I think what really drove the knife home was when we would go out each morning to find the elephants and would come across scores of kids aged 5 to 10 years old, stick in hand, walking or running upwards of 10km each morning to school. With no adults in sight, these kids would wait for a herd of elephant to pass, or stay away from where they heard the call of a lion. They were tough, brave and adapted to survive. It is no wonder East Africa produces the best middle distance athletes in the world, running is quite simply a part of the fabric of their early development.
This was life for them, and by the way, the stick each one carried, that was for cooking their lunch with at break time.
Each morning I would be inspired by them, each one a little warrior that just got out there and got things done.
Photographically I wanted to do the same. Nick Brandt was really the first Fine Art photographer I was aware of to make Amboseli’s elephants famous, with David Yarrow equally bringing the magnificence of these elephants to the fore in recent times.
Both of their respective bodies of work had inspired me, but rather than try to emulate them, I wanted to come at this from a different angle. An angle that would elevate these huge tuskers and emphasize their grandeur. David had used low angles mostly with individual elephants or small groups, Nick had in some cases gone high. Both were beautiful.
I now wanted to create intimacy with these giants, I wanted to be in amongst the herd and to do this I needed to get very low and shoot very wide. I also wanted to do this with a big herd and hopefully one that had a family member or two sporting the big tusk gene that is rare nowadays. To bring all this together is obviously exceptionally tough.
What we had noticed in consecutive years of visiting was that it was the same herds we would see with the same family members in the same areas of the conservancy. It was amazing to see and recognize these animals again, to know that they were still around and healthy. What it also allowed us to do was to try and position ourselves in a specific area to have a chance to photograph certain herds that had large tusked elephants in their ranks or were simply very large relaxed herds.
Whilst I have spent a lot of time outside of vehicles in very close proximity to elephants, with them on occasion even reaching out a trunk to sniff me, I have always been a distraction. When I have previously photographed with remote cameras in protective boxes, the shutter trigger has occasionally frightened the elephants which is something I really try and avoid.
Technology has evolved and the Canon R5 offers a completely silent electronic mode.
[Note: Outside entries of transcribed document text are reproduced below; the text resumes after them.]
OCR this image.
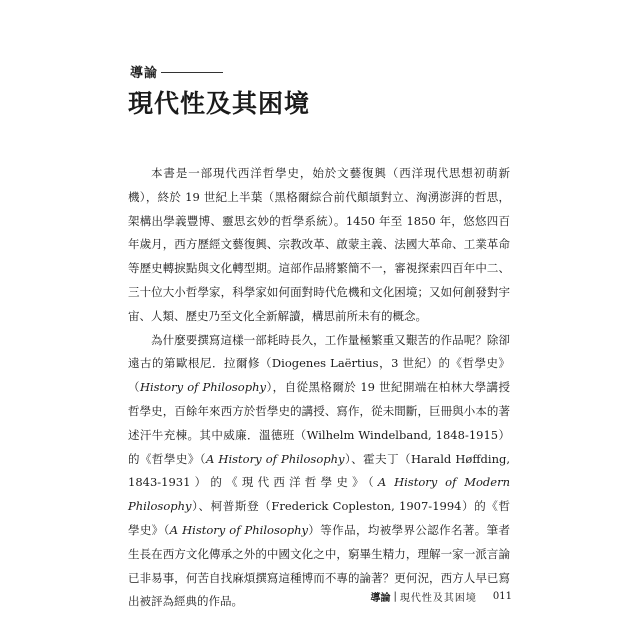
導論
現代性及其困境

本書是一部現代西洋哲學史，始於文藝復興（西洋現代思想初萌新機），終於 19 世紀上半葉（黑格爾綜合前代顛頡對立、洶湧澎湃的哲思，架構出學義豐博、靈思玄妙的哲學系統）。1450 年至 1850 年，悠悠四百年歲月，西方歷經文藝復興、宗教改革、啟蒙主義、法國大革命、工業革命等歷史轉捩點與文化轉型期。這部作品將繁簡不一，審視探索四百年中二、三十位大小哲學家，科學家如何面對時代危機和文化困境；又如何創發對宇宙、人類、歷史乃至文化全新解讀，構思前所未有的概念。

為什麼要撰寫這樣一部耗時長久，工作量極繁重又艱苦的作品呢？除卻遠古的第歐根尼．拉爾修（Diogenes Laërtius，3 世紀）的《哲學史》（History of Philosophy），自從黑格爾於 19 世紀開端在柏林大學講授哲學史，百餘年來西方於哲學史的講授、寫作，從未間斷，巨冊與小本的著述汗牛充棟。其中威廉．溫德班（Wilhelm Windelband, 1848-1915）的《哲學史》（A History of Philosophy）、霍夫丁（Harald Høffding, 1843-1931）的《現代西洋哲學史》（A History of Modern Philosophy）、柯普斯登（Frederick Copleston, 1907-1994）的《哲學史》（A History of Philosophy）等作品，均被學界公認作名著。筆者生長在西方文化傳承之外的中國文化之中，窮畢生精力，理解一家一派言論已非易事，何苦自找麻煩撰寫這種博而不專的論著？更何況，西方人早已寫出被評為經典的作品。	導論 | 現代性及其困境 011
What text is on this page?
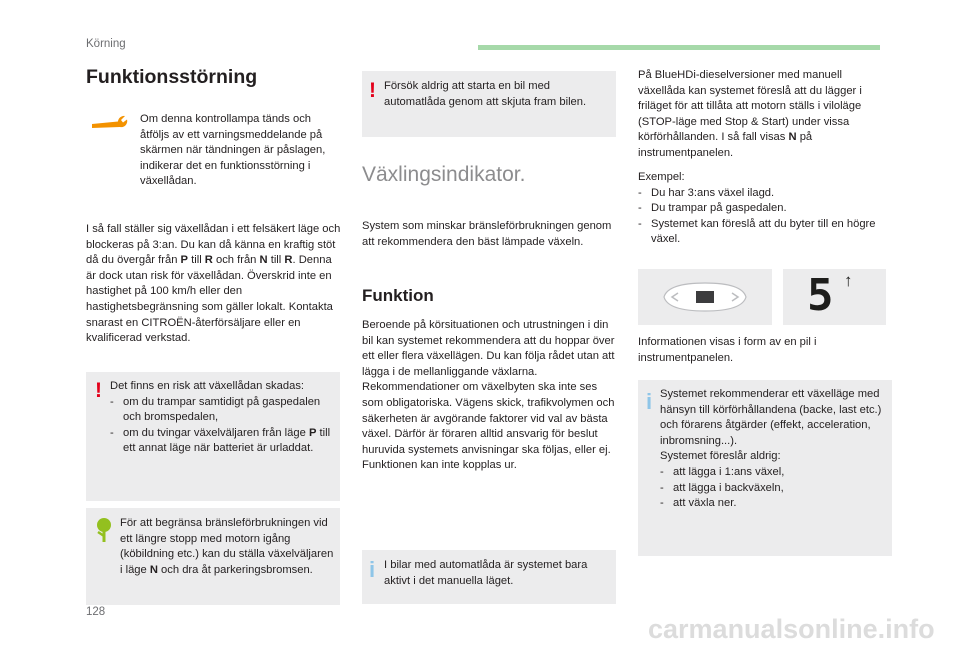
Körning
Funktionsstörning

Om denna kontrollampa tänds och åtföljs av ett varningsmeddelande på skärmen när tändningen är påslagen, indikerar det en funktionsstörning i växellådan.

I så fall ställer sig växellådan i ett felsäkert läge och blockeras på 3:an. Du kan då känna en kraftig stöt då du övergår från P till R och från N till R. Denna är dock utan risk för växellådan. Överskrid inte en hastighet på 100 km/h eller den hastighetsbegränsning som gäller lokalt. Kontakta snarast en CITROËN-återförsäljare eller en kvalificerad verkstad.

! Det finns en risk att växellådan skadas:
- om du trampar samtidigt på gaspedalen och bromspedalen,
- om du tvingar växelväljaren från läge P till ett annat läge när batteriet är urladdat.
För att begränsa bränsleförbrukningen vid ett längre stopp med motorn igång (köbildning etc.) kan du ställa växelväljaren i läge N och dra åt parkeringsbromsen.
! Försök aldrig att starta en bil med automatlåda genom att skjuta fram bilen.
Växlingsindikator.

System som minskar bränsleförbrukningen genom att rekommendera den bäst lämpade växeln.

Funktion

Beroende på körsituationen och utrustningen i din bil kan systemet rekommendera att du hoppar över ett eller flera växellägen. Du kan följa rådet utan att lägga i de mellanliggande växlarna.

Rekommendationer om växelbyten ska inte ses som obligatoriska. Vägens skick, trafikvolymen och säkerheten är avgörande faktorer vid val av bästa växel. Därför är föraren alltid ansvarig för beslut huruvida systemets anvisningar ska följas, eller ej.

Funktionen kan inte kopplas ur.

i I bilar med automatlåda är systemet bara aktivt i det manuella läget.

På BlueHDi-dieselversioner med manuell växellåda kan systemet föreslå att du lägger i friläget för att tillåta att motorn ställs i viloläge (STOP-läge med Stop & Start) under vissa körförhållanden. I så fall visas N på instrumentpanelen.

Exempel:
- Du har 3:ans växel ilagd.
- Du trampar på gaspedalen.
- Systemet kan föreslå att du byter till en högre växel.
5 ↑

Informationen visas i form av en pil i instrumentpanelen.

i Systemet rekommenderar ett växelläge med hänsyn till körförhållandena (backe, last etc.) och förarens åtgärder (effekt, acceleration, inbromsning...).
Systemet föreslår aldrig:
- att lägga i 1:ans växel,
- att lägga i backväxeln,
- att växla ner.
128
carmanualsonline.info
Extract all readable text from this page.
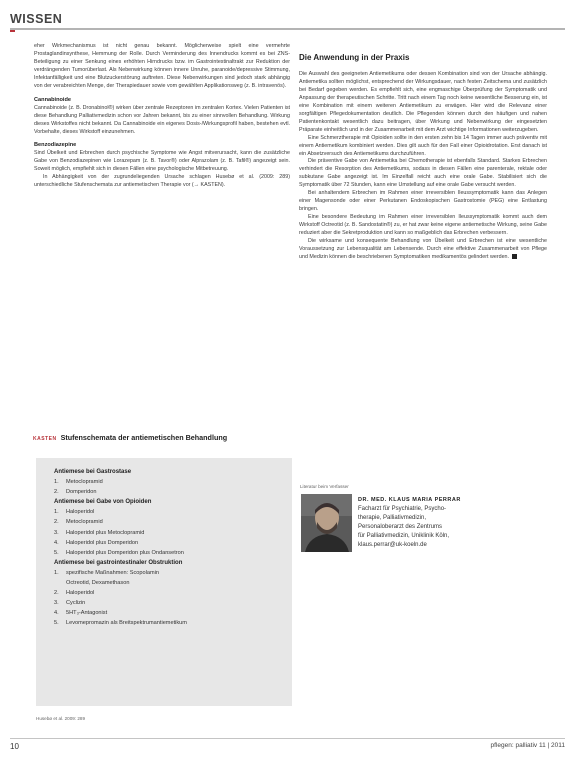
WISSEN

eher Wirkmechanismus ist nicht genau bekannt. Möglicherweise spielt eine vermehrte Prostaglandinsynthese, Hemmung der Rolle. Durch Verminderung des Innendrucks kommt es bei ZNS-Beteiligung zu einer Senkung eines erhöhten Hirndrucks bzw. im Gastrointestinaltrakt zur Reduktion der verdrängenden Tumorüberlast. Als Nebenwirkung können innere Unruhe, paranoide/depressive Stimmung, Infektanfälligkeit und eine Blutzuckerstörung auftreten. Diese Nebenwirkungen sind jedoch stark abhängig von der verabreichten Menge, der Therapiedauer sowie vom gewählten Applikationsweg (z. B. intravenös).

Cannabinoide

Cannabinoide (z. B. Dronabinol®) wirken über zentrale Rezeptoren im zentralen Kortex. Vielen Patienten ist diese Behandlung Palliativmedizin schon vor Jahren bekannt, bis zu einer sinnvollen Behandlung. Wirkung dieses Wirkstoffes nicht bekannt. Da Cannabinoide ein eigenes Dosis-/Wirkungsprofil haben, bestehen evtl. Vorbehalte, dieses Wirkstoff einzunehmen.

Benzodiazepine

Sind Übelkeit und Erbrechen durch psychische Symptome wie Angst mitverursacht, kann die zusätzliche Gabe von Benzodiazepinen wie Lorazepam (z. B. Tavor®) oder Alprazolam (z. B. Tafil®) angezeigt sein. Soweit möglich, empfiehlt sich in diesen Fällen eine psychologische Mitbetreuung.

In Abhängigkeit von der zugrundeliegenden Ursache schlagen Husebø et al. (2009: 289) unterschiedliche Stufenschemata zur antiemetischen Therapie vor (→ KASTEN).

Die Anwendung in der Praxis

Die Auswahl des geeigneten Antiemetikums oder dessen Kombination sind von der Ursache abhängig. Antiemetika sollten möglichst, entsprechend der Wirkungsdauer, nach festen Zeitschema und zusätzlich bei Bedarf gegeben werden. Es empfiehlt sich, eine engmaschige Überprüfung der Symptomatik und Anpassung der therapeutischen Schritte. Tritt nach einem Tag noch keine wesentliche Besserung ein, ist eine Kombination mit einem weiteren Antiemetikum zu erwägen. Hier wird die Relevanz einer sorgfältigen Pflegedokumentation deutlich. Die Pflegenden können durch den häufigen und nahen Patientenkontakt wesentlich dazu beitragen, über Wirkung und Nebenwirkung der eingesetzten Präparate einheitlich und in der Zusammenarbeit mit dem Arzt wichtige Informationen weiterzugeben.

Eine Schmerztherapie mit Opioiden sollte in den ersten zehn bis 14 Tagen immer auch präventiv mit einem Antiemetikum kombiniert werden. Dies gilt auch für den Fall einer Opioidrotation. Erst danach ist ein Absetzversuch des Antiemetikums durchzuführen.

Die präventive Gabe von Antiemetika bei Chemotherapie ist ebenfalls Standard. Starkes Erbrechen verhindert die Resorption des Antiemetikums, sodass in diesen Fällen eine parenterale, rektale oder subkutane Gabe angezeigt ist. Im Einzelfall reicht auch eine orale Gabe. Stabilisiert sich die Symptomatik über 72 Stunden, kann eine Umstellung auf eine orale Gabe versucht werden.

Bei anhaltendem Erbrechen im Rahmen einer irreversiblen Ileussymptomatik kann das Anlegen einer Magensonde oder einer Perkutanen Endoskopischen Gastrostomie (PEG) eine Entlastung bringen.

Eine besondere Bedeutung im Rahmen einer irreversiblen Ileussymptomatik kommt auch dem Wirkstoff Octreotid (z. B. Sandostatin®) zu, er hat zwar keine eigene antiemetische Wirkung, seine Gabe reduziert aber die Sekretproduktion und kann so maßgeblich das Erbrechen verbessern.

Die wirksame und konsequente Behandlung von Übelkeit und Erbrechen ist eine wesentliche Voraussetzung zur Lebensqualität am Lebensende. Durch eine effektive Zusammenarbeit von Pflege und Medizin können die beschriebenen Symptomatiken medikamentös gelindert werden.

KASTEN Stufenschemata der antiemetischen Behandlung
Antiemese bei Gastrostase
1.	Metoclopramid
2.	Domperidon
Antiemese bei Gabe von Opioiden
1.	Haloperidol
2.	Metoclopramid
3.	Haloperidol plus Metoclopramid
4.	Haloperidol plus Domperidon
5.	Haloperidol plus Domperidon plus Ondansetron
Antiemese bei gastrointestinaler Obstruktion
1.	spezifische Maßnahmen: Scopolamin
Octreotid, Dexamethason
2.	Haloperidol
3.	Cyclizin
4.	5HT₃-Antagonist
5.	Levomepromazin als Breitspektrumantiemetikum
Husebø et al. 2009: 289
Literatur beim Verfasser
DR. MED. KLAUS MARIA PERRAR
Facharzt für Psychiatrie, Psycho-
therapie, Palliativmedizin,
Personaloberarzt des Zentrums
für Palliativmedizin, Uniklinik Köln,
klaus.perrar@uk-koeln.de
10	pflegen: palliativ 11 | 2011
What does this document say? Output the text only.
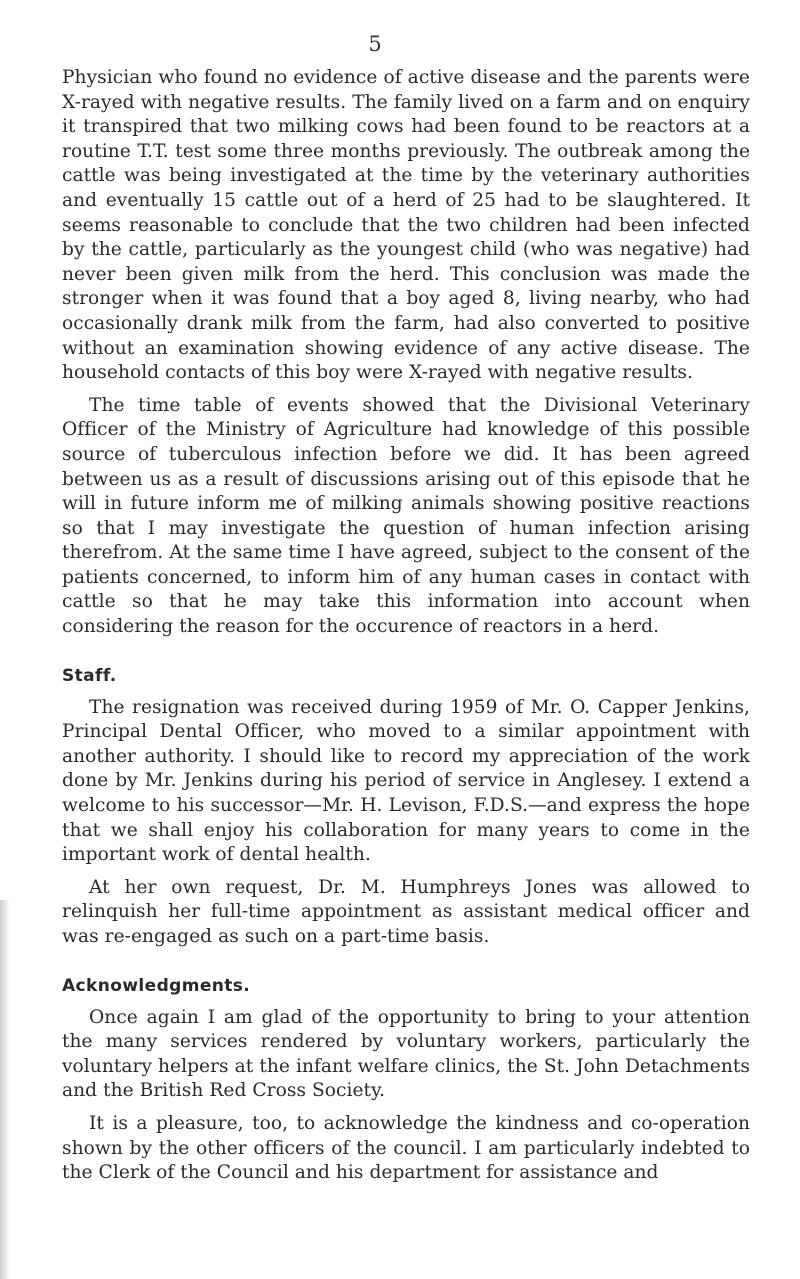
5

Physician who found no evidence of active disease and the parents were X-rayed with negative results. The family lived on a farm and on enquiry it transpired that two milking cows had been found to be reactors at a routine T.T. test some three months previously. The outbreak among the cattle was being investigated at the time by the veterinary authorities and eventually 15 cattle out of a herd of 25 had to be slaughtered. It seems reasonable to conclude that the two children had been infected by the cattle, particularly as the youngest child (who was negative) had never been given milk from the herd. This conclusion was made the stronger when it was found that a boy aged 8, living nearby, who had occasionally drank milk from the farm, had also converted to positive without an examination showing evidence of any active disease. The household contacts of this boy were X-rayed with negative results.

The time table of events showed that the Divisional Veterinary Officer of the Ministry of Agriculture had knowledge of this possible source of tuberculous infection before we did. It has been agreed between us as a result of discussions arising out of this episode that he will in future inform me of milking animals showing positive reactions so that I may investigate the question of human infection arising therefrom. At the same time I have agreed, subject to the consent of the patients concerned, to inform him of any human cases in contact with cattle so that he may take this information into account when considering the reason for the occurence of reactors in a herd.

Staff.

The resignation was received during 1959 of Mr. O. Capper Jenkins, Principal Dental Officer, who moved to a similar appointment with another authority. I should like to record my appreciation of the work done by Mr. Jenkins during his period of service in Anglesey. I extend a welcome to his successor—Mr. H. Levison, F.D.S.—and express the hope that we shall enjoy his collaboration for many years to come in the important work of dental health.

At her own request, Dr. M. Humphreys Jones was allowed to relinquish her full-time appointment as assistant medical officer and was re-engaged as such on a part-time basis.

Acknowledgments.

Once again I am glad of the opportunity to bring to your attention the many services rendered by voluntary workers, particularly the voluntary helpers at the infant welfare clinics, the St. John Detachments and the British Red Cross Society.

It is a pleasure, too, to acknowledge the kindness and co-operation shown by the other officers of the council. I am particularly indebted to the Clerk of the Council and his department for assistance and
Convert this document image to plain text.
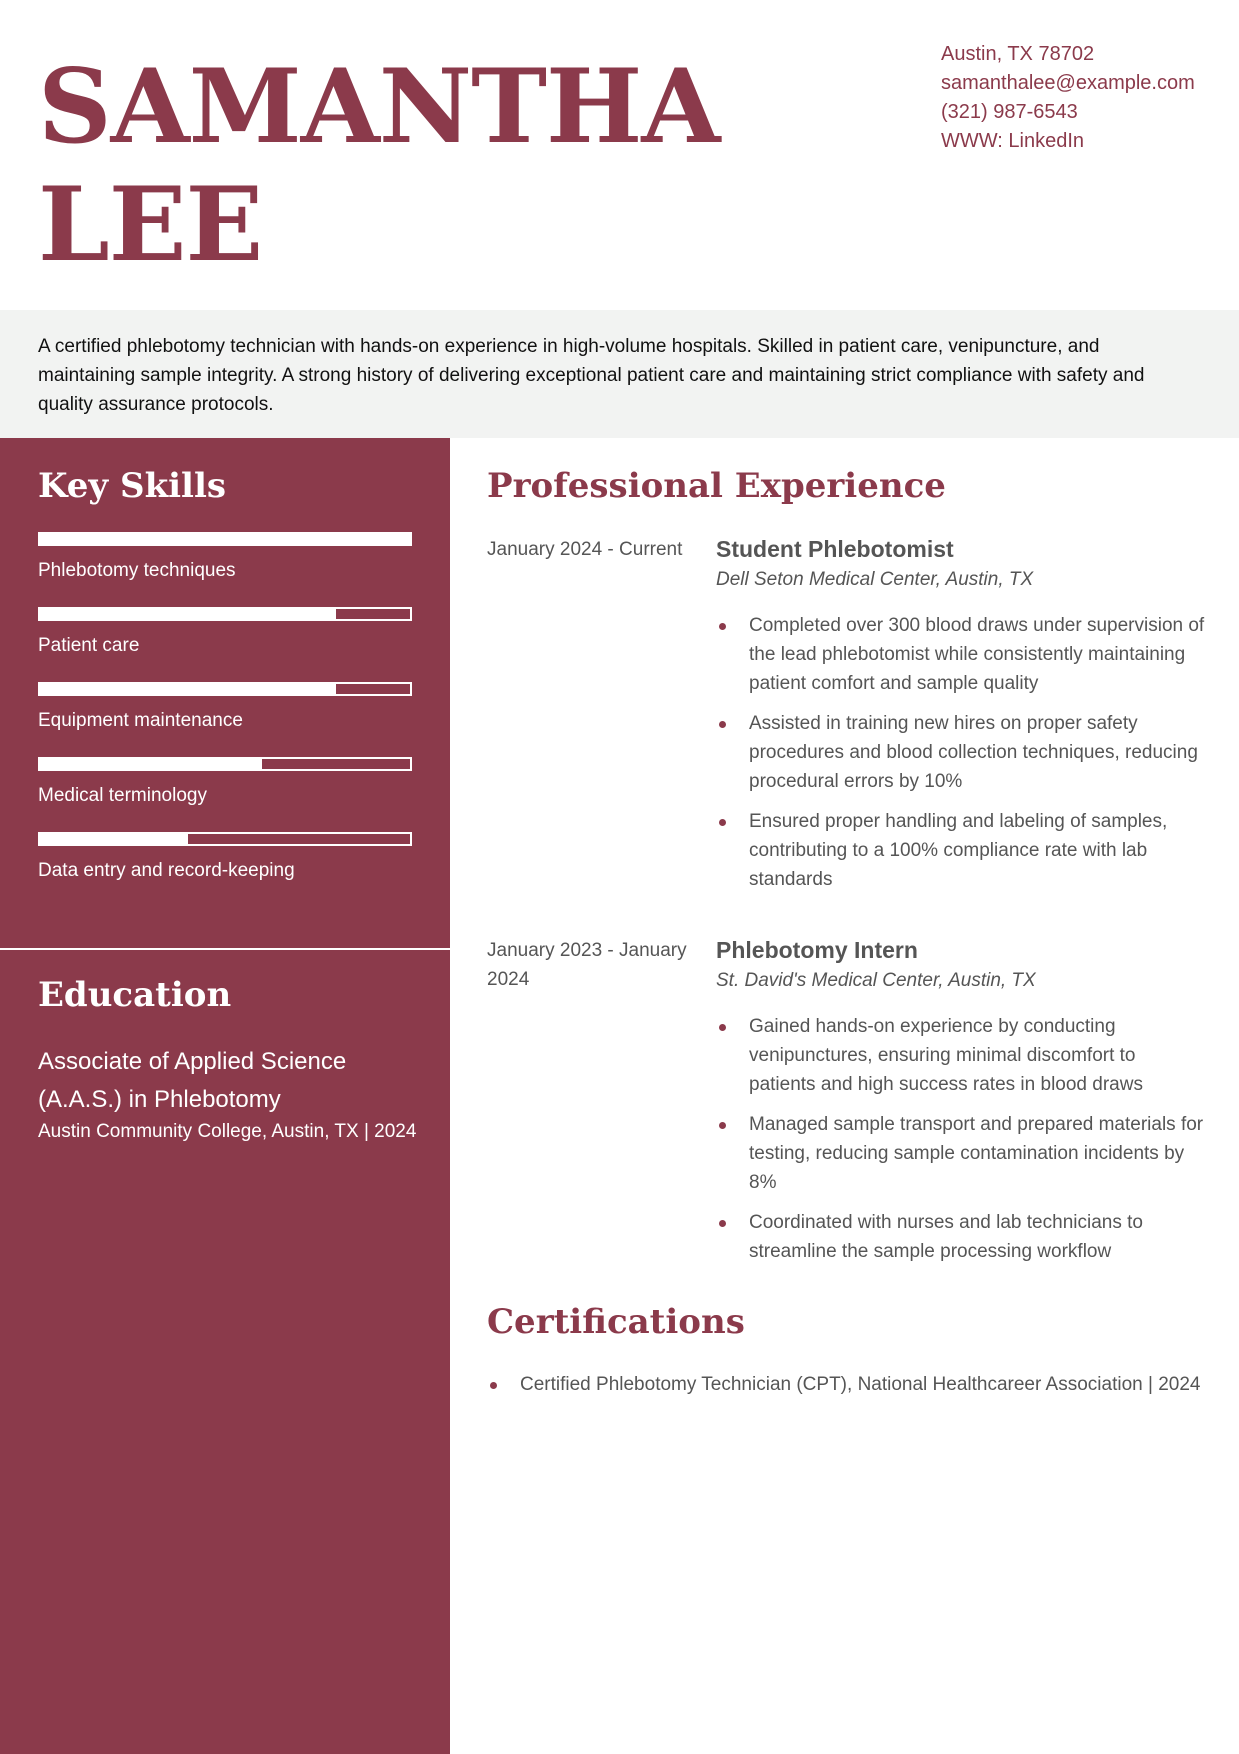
SAMANTHA
LEE
Austin, TX 78702
samanthalee@example.com
(321) 987-6543
WWW: LinkedIn
A certified phlebotomy technician with hands-on experience in high-volume hospitals. Skilled in patient care, venipuncture, and maintaining sample integrity. A strong history of delivering exceptional patient care and maintaining strict compliance with safety and quality assurance protocols.
Key Skills
Phlebotomy techniques
Patient care
Equipment maintenance
Medical terminology
Data entry and record-keeping
Education
Associate of Applied Science (A.A.S.) in Phlebotomy
Austin Community College, Austin, TX | 2024
Professional Experience
January 2024 - Current Student Phlebotomist
Dell Seton Medical Center, Austin, TX
Completed over 300 blood draws under supervision of the lead phlebotomist while consistently maintaining patient comfort and sample quality
Assisted in training new hires on proper safety procedures and blood collection techniques, reducing procedural errors by 10%
Ensured proper handling and labeling of samples, contributing to a 100% compliance rate with lab standards
January 2023 - January 2024
Phlebotomy Intern
St. David's Medical Center, Austin, TX
Gained hands-on experience by conducting venipunctures, ensuring minimal discomfort to patients and high success rates in blood draws
Managed sample transport and prepared materials for testing, reducing sample contamination incidents by 8%
Coordinated with nurses and lab technicians to streamline the sample processing workflow
Certifications
Certified Phlebotomy Technician (CPT), National Healthcareer Association | 2024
Yes, there is a very small trade off in processing quality or if you are shooting fast moving subjects, but the upside is silence, and this is huge.
That said the thought of sending my little box out into the field with over $10,000.00 of gear adjacent to the path of a herd of elephants comes with huge risk.
Working in a neighboring conservancy gave me the freedom of getting out of a vehicle to place my camera on the ground, then move the vehicle away from the camera which I would trigger remotely creating a situation far less invasive than keeping a vehicle near the herd to get the shot.
Watching the herd bear down on the camera trap was nerve racking, watching the entire herd walking over or around the box downright terrifying, and seeing the box and camera emerge unscathed on the other side, complete miraculous.
The results of an entire herd of elephants moving as one towards the camera from just a few feet away are unlike anything I have shot before, powerful, engaging and majestic.
It was certainly a journey to get these fine art works, one that taught me many lessons about life, about ticks and about tuskers.